A quarter of the way through the book, the narrator reveals that Fern is a chimpanzee the same age as Rosemary. The two are part of an experiment by their psychologist father, with the aim of comparing their developing linguistic and other abilities. Rosemary delays telling the reader this because she wants us to understand that Fern is a sister and a daughter, not a pet. This strategy worked for me – I felt that reality strongly – even though I knew Fern was a chimpanzee before starting the book. It has been revealed in many reviews, as it is difficult to say much about the book without knowing Fern’s true nature.

Karen Joy Fowler

Karen Joy Fowler
Photo by Brett Hall Jones

And do spoilers really spoil anything? Some research even shows that knowing what happens can increase reading pleasure, although that might depend on the type of book and type of reader. But I do believe that many people overreact to spoilers. I was able to read the first quarter of We Are All Completely Beside Ourselves as if I didn’t know that Fern is a chimpanzee, and I’m sure many other readers could, too.

Fowler herself has vacillated about this, initially trying to keep the secret, finally giving up. However several months ago, she was interviewed on ABC Radio National, and the interviewer, Kate Evans, decided they should not reveal it. The interview is a tour de force of how to talk about a book without mentioning the most important thing about it. I enjoyed it, but wondered if listeners who did not know the secret would make much sense of it.

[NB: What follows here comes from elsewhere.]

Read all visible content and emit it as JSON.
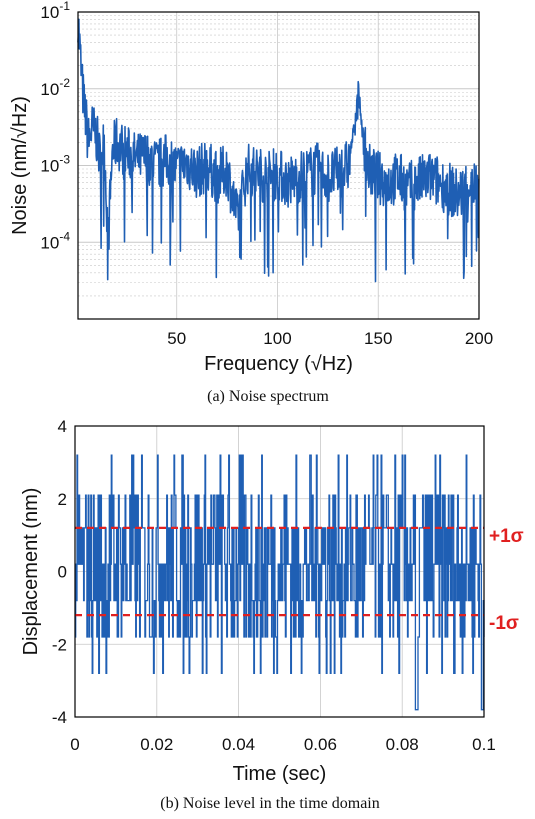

From the first page of We Are All Completely Beside Ourselves I felt I was in the hands of a master. We get to know the narrator through her voice – both what she says and how she says it. Here she is, explaining why she and her father hardly speak. “My father was himself a college professor and a pedant to the bone. Every exchange contained a lesson, like the pit in a cherry. To this day, the Socratic method makes me want to bite someone.”

The novel is heartbreaking, but it is also very funny. In one of Barbara Trapido’s books, a character says that Shakespeare’s comedies are “a better sort of tragedy”.  Humour helps bring characters alive and bonds us to them, so that even in the most distressing parts, we can’t stop reading because we want to know what happens to them (even when we already know).

Chimpanzee

Chimpanzee
Photo: Michele W, Flickr, creative commons LAZ140322_31

Who is to blame for the tragedy that befalls this family? Many readers have judged the father as guilty of both child abuse and animal cruelty. Fowler is surprised at this, and sees him as a well-meaning man who makes mistakes and suffers for it. That may be so, but he is also blinkered by his behaviourist/statistical approach. He cannot foresee what to others might be obvious, that the experiment would be harmful to both subjects, especially given the outcomes of previous such experiments. We might say that he is not a bad man, just a stupid one, but the damage to Rosemary and Fern is just as real.

The experiment, and the resulting terrible fate of the chimpanzee child, symbolize the worldwide dysfunction in the relationship between humans and animals. Fowler does not push this as a “message”. Rather, she involves us so deeply in Rosemary’s story that we cannot help reflecting on the serious questions that arise from it. How can we reduce cruelty to animals? Are illegal Animal Liberation Front tactics justified? Is animal experimentation necessary for its benefits to humans? What is the essential difference (jf any) between humans and animals?

Being immersed in the emotion of this story makes it hard to keep pretending that we do not see the appalling way our species treats other animals everywhere on the planet.